Root resorption is a rare tooth disorder that can be difficult to spot before it turns into a dental emergency. You may have only learned about it after visiting your dentist for a routine checkup, or you may have noticed, to your horror, a small hole growing in your tooth along your gum-line. Whatever the case may be, this serious condition will quickly eat away at your tooth if allowed to progress, and your own body is the primary culprit. Read on to learn more about this strange disorder and what can be done to save teeth affected by it. 

Understanding the Purpose of Root Resorption 

Root resorption in adults is the product of a natural biological function gone wrong. When children lose their first set of teeth, the roots are left behind in the gums. The gum tissues therefore need a mechanism to reabsorb these roots, reclaiming vital nutrients as well as clearing the way for adult teeth to grow into place. Trauma to your gums or teeth can sometimes cause this mechanism to start up again on perfectly healthy adult teeth, and the damage can be extensive if it goes unnoticed for very long. Even poorly installed orthodontics may be enough to trigger resorption. 

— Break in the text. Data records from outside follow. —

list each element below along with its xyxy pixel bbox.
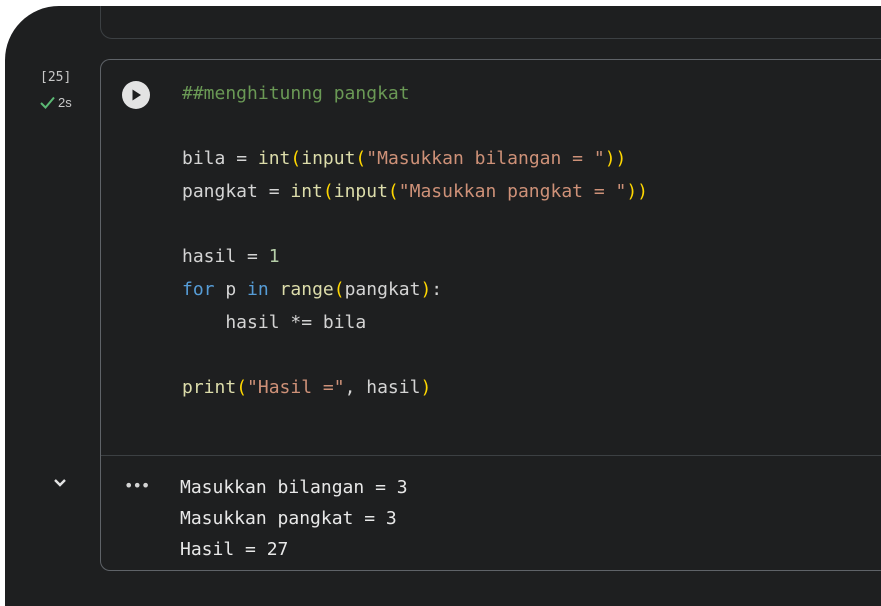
code-line: ##menghitunng pangkat — [182, 78, 648, 111]
code-token: ( — [322, 181, 334, 203]
code-token: p — [214, 279, 248, 301]
code-token: 1 — [268, 246, 280, 268]
code-token: )) — [626, 181, 649, 203]
chevron-down-icon[interactable] — [52, 477, 68, 489]
cell-output: Masukkan bilangan = 3 Masukkan pangkat = … — [180, 472, 408, 565]
execution-duration: 2s — [58, 95, 72, 110]
code-token: "Hasil =" — [247, 377, 345, 399]
code-line: hasil = 1 — [182, 241, 648, 274]
code-token: input — [301, 148, 356, 170]
output-line: Masukkan bilangan = 3 — [180, 477, 408, 498]
code-token: ) — [420, 377, 432, 399]
code-token: in — [247, 279, 269, 301]
code-line: hasil *= bila — [182, 307, 648, 340]
execution-count: [25] — [40, 70, 72, 85]
code-token: range — [279, 279, 334, 301]
code-token: ( — [290, 148, 302, 170]
code-token: hasil *= bila — [182, 311, 367, 333]
output-divider — [101, 455, 881, 456]
code-editor[interactable]: ##menghitunng pangkat bila = int(input("… — [182, 78, 648, 405]
code-token: ( — [355, 148, 367, 170]
code-token: int — [257, 148, 291, 170]
code-token: int — [290, 181, 323, 203]
code-token: pangkat — [182, 181, 258, 203]
code-token: hasil — [182, 246, 237, 268]
code-token: "Masukkan bilangan = " — [366, 148, 605, 170]
code-token: ##menghitunng pangkat — [182, 83, 410, 104]
code-line: for p in range(pangkat): — [182, 274, 648, 307]
code-token: for — [182, 279, 215, 301]
code-line: print("Hasil =", hasil) — [182, 372, 648, 405]
run-cell-button[interactable] — [122, 81, 150, 109]
play-circle-icon — [132, 89, 141, 101]
output-menu-button[interactable]: ••• — [124, 478, 150, 494]
output-line: Masukkan pangkat = 3 — [180, 508, 397, 529]
code-token: : — [431, 279, 443, 301]
code-token: ( — [236, 377, 248, 399]
screenshot-frame: [25] 2s ##menghitunng pangkat bila = int… — [0, 0, 881, 606]
code-token: = — [225, 148, 258, 170]
execution-status: 2s — [40, 95, 72, 110]
code-token: ) — [420, 279, 432, 301]
output-line: Hasil = 27 — [180, 539, 289, 560]
code-token: , hasil — [344, 377, 421, 399]
code-line: pangkat = int(input("Masukkan pangkat = … — [182, 176, 648, 209]
code-line: bila = int(input("Masukkan bilangan = ")… — [182, 143, 648, 176]
code-token: ( — [333, 279, 345, 301]
code-token: print — [182, 377, 237, 399]
code-token: = — [236, 246, 269, 268]
check-icon — [40, 96, 55, 109]
code-token: pangkat — [344, 279, 421, 301]
code-token: input — [333, 181, 388, 203]
code-token: "Masukkan pangkat = " — [398, 181, 627, 203]
code-token: = — [257, 181, 291, 203]
code-token: bila — [182, 148, 226, 170]
code-token: ( — [387, 181, 399, 203]
code-token: )) — [604, 148, 627, 170]
previous-cell-edge — [100, 6, 881, 39]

Recognizing the Signs of Resorption

Unfortunately, many cases of root resorption occur without noticeable symptoms until the damage is visible to the naked eye. If you are lucky, your dentist may catch the problem earlier during a routine examination, which is yet another reason why you should stay on a regular dental-maintenance schedule. If not, you may eventually notice a missing chunk in one of your teeth, usually partially obscured by the gum-line. As you might have already guessed, that should be your cue to head to your nearest dental clinic at the first opportunity. 

Repairing the Damage

In cases where the deterioration of the tooth is minor, your dentist may be able to save it. This involves cutting away the gum tissue responsible for destroying your tooth and then filling the hole with resin or a similar compound. The tissues are then restored to your standard gum levels and, with a little luck, the resorption process will be interrupted. 

Replacing the Tooth

Sometimes, however, it simply isn't possible to save a tooth impacted by root resorption. Once your dentist has reached this conclusion, the tooth will need to be extracted, and you will need to decide what you want to do about the gap. Dental implants are an increasingly popular option, but dental bridges tend to be less expensive and invasive. Talk to your dentist about your options to reach the right decision for you. If you are at risk for further cases of resorption, make sure to schedule regular check-ins to ensure that the condition does not spread to your other teeth as well.